Lord Fusitu’a’s constituency is the Niuas, three of the northern most group of islands [in Tonga]. The barrister and solicitor wants the [Refugee] Convention updated so it can act as [a] safety net for people displaced by climate change.
The Ethics Centre
At Sydney Town Hall on June 6, he was debating in a line-up of six esteemed panellists representing the United Nations, politics, academia, and media in the IQ2 Debate organised by The Ethics Centre.
The topic centred on Fusitu’a’s law and policy expertise: The Refugee Convention is Out of Date. The crux of the debate? “Is it time to overhaul the rules” of the 1951 Refugee Convention? His position was affirmative, update the law.
A consequence of Tonga’s media battling against the government is the time and energy of journalists goes into fighting the state for press freedom.
In the process, important news of national interest, such as Fusitu’a’s quest to have the climate migrant category included in international law, goes unreported. Who misses out on relevant, reliable, reputable reportage? The public.

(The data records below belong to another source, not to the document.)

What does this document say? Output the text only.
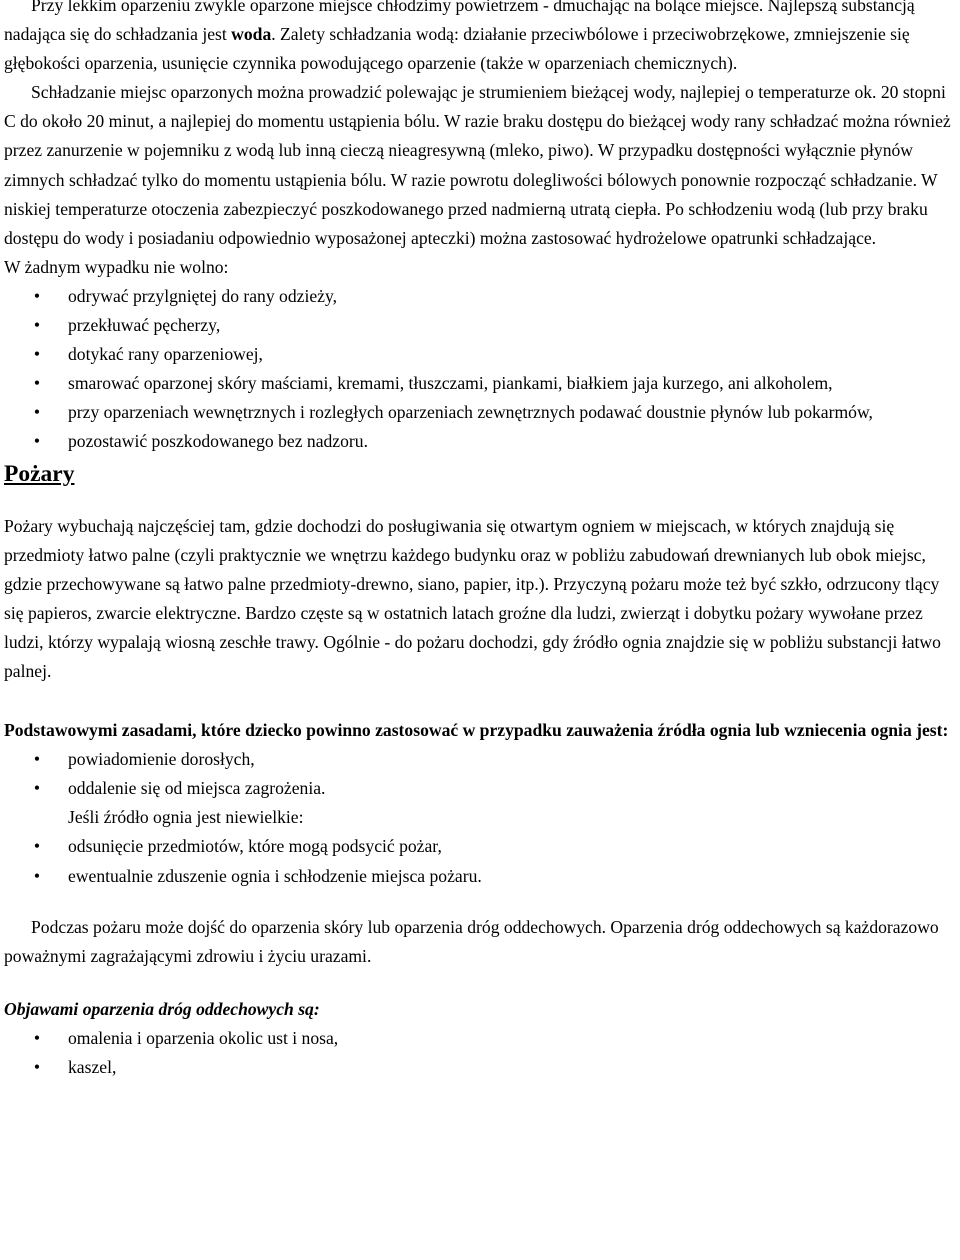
Przy lekkim oparzeniu zwykle oparzone miejsce chłodzimy powietrzem - dmuchając na bolące miejsce. Najlepszą substancją nadająca się do schładzania jest woda. Zalety schładzania wodą: działanie przeciwbólowe i przeciwobrzękowe, zmniejszenie się głębokości oparzenia, usunięcie czynnika powodującego oparzenie (także w oparzeniach chemicznych).

Schładzanie miejsc oparzonych można prowadzić polewając je strumieniem bieżącej wody, najlepiej o temperaturze ok. 20 stopni C do około 20 minut, a najlepiej do momentu ustąpienia bólu. W razie braku dostępu do bieżącej wody rany schładzać można również przez zanurzenie w pojemniku z wodą lub inną cieczą nieagresywną (mleko, piwo). W przypadku dostępności wyłącznie płynów zimnych schładzać tylko do momentu ustąpienia bólu. W razie powrotu dolegliwości bólowych ponownie rozpocząć schładzanie. W niskiej temperaturze otoczenia zabezpieczyć poszkodowanego przed nadmierną utratą ciepła. Po schłodzeniu wodą (lub przy braku dostępu do wody i posiadaniu odpowiednio wyposażonej apteczki) można zastosować hydrożelowe opatrunki schładzające.

W żadnym wypadku nie wolno:

• odrywać przylgniętej do rany odzieży,
• przekłuwać pęcherzy,
• dotykać rany oparzeniowej,
• smarować oparzonej skóry maściami, kremami, tłuszczami, piankami, białkiem jaja kurzego, ani alkoholem,
• przy oparzeniach wewnętrznych i rozległych oparzeniach zewnętrznych podawać doustnie płynów lub pokarmów,
• pozostawić poszkodowanego bez nadzoru.
Pożary

Pożary wybuchają najczęściej tam, gdzie dochodzi do posługiwania się otwartym ogniem w miejscach, w których znajdują się przedmioty łatwo palne (czyli praktycznie we wnętrzu każdego budynku oraz w pobliżu zabudowań drewnianych lub obok miejsc, gdzie przechowywane są łatwo palne przedmioty-drewno, siano, papier, itp.). Przyczyną pożaru może też być szkło, odrzucony tlący się papieros, zwarcie elektryczne. Bardzo częste są w ostatnich latach groźne dla ludzi, zwierząt i dobytku pożary wywołane przez ludzi, którzy wypalają wiosną zeschłe trawy. Ogólnie - do pożaru dochodzi, gdy źródło ognia znajdzie się w pobliżu substancji łatwo palnej.

Podstawowymi zasadami, które dziecko powinno zastosować w przypadku zauważenia źródła ognia lub wzniecenia ognia jest:

• powiadomienie dorosłych,
• oddalenie się od miejsca zagrożenia.

Jeśli źródło ognia jest niewielkie:

• odsunięcie przedmiotów, które mogą podsycić pożar,
• ewentualnie zduszenie ognia i schłodzenie miejsca pożaru.

Podczas pożaru może dojść do oparzenia skóry lub oparzenia dróg oddechowych. Oparzenia dróg oddechowych są każdorazowo poważnymi zagrażającymi zdrowiu i życiu urazami.

Objawami oparzenia dróg oddechowych są:

• omalenia i oparzenia okolic ust i nosa,
• kaszel,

Our thoughts resonate with New Zealand historian Vince O’Malley. Recently he wrote for The Guardian slamming successive New Zealand governments for deliberately erasing Maori history from society’s memory. “What a nation chooses to remember and forget speaks to its priorities,” were his wise words.
We could say the same of Tonga. The Pohiva government has chosen to forget the people are the first priority. The only thing this cabinet can remember is to look after themselves.

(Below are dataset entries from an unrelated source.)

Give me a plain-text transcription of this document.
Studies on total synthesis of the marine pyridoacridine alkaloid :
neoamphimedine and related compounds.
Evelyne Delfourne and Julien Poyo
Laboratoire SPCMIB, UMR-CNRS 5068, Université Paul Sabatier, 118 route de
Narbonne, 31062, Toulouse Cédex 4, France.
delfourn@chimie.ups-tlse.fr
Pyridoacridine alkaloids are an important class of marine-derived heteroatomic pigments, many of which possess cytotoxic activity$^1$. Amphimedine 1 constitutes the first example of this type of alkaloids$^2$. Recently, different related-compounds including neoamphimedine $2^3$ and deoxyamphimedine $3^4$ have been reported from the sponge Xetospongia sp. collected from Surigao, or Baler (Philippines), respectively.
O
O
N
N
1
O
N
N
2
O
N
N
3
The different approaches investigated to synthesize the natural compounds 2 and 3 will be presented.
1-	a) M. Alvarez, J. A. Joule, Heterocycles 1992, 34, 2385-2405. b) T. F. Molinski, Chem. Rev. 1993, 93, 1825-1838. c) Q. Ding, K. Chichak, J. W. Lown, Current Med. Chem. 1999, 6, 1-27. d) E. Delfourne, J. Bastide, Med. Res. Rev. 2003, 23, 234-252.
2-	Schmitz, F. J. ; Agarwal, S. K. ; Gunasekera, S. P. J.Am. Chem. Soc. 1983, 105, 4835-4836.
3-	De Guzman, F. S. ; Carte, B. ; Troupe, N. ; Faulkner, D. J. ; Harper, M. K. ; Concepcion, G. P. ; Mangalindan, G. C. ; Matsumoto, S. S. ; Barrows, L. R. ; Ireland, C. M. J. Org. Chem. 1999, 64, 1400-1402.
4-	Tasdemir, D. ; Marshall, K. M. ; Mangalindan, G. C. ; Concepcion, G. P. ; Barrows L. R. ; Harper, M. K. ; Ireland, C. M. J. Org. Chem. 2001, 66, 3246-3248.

There’s a recurring provocation in national politics that Prime Minister Pohiva keeps bringing up. We question the integrity of his position.
Because why would Pohiva think he can threaten to abolish the nobles’ election, when it’s the noble MPs who’ve shown that the people of Tonga, the values of Tonga holding our Kingdom together, are their first concern?
The answer? Same as the media debacle – absolute power and political control drive Dear Leader. How wrong to subvert our democracy six years after its inception when we’ve hardly got started.
The final word goes to Radio New Zealand’s CEO, Paul Thompson, who came out fighting for the Tonga Broadcasting Commission to Radio Australia’s Bruce Hill.
The President of the Public Media Alliance, Thompson was no small fish in the Pacific media ocean. His voice had weight and influence: “speak truth to power.”
Raising his organisation’s apprehensions with King Tupou VI, it was obvious that the Tongan Prime Minister was way out of line. The critical inquiry is: what would be done about him?
His [‘Akilisi Pohiva’s] criticisms cut to the core of what an independent media is. What he’s talking about is propaganda, spin doctoring and compromised reportage. What a good public service broadcaster needs to do is to be independent of that kind of influence and speak truth to power. These are lofty statements but they really matter at a time when citizens rely on a reliable service of information.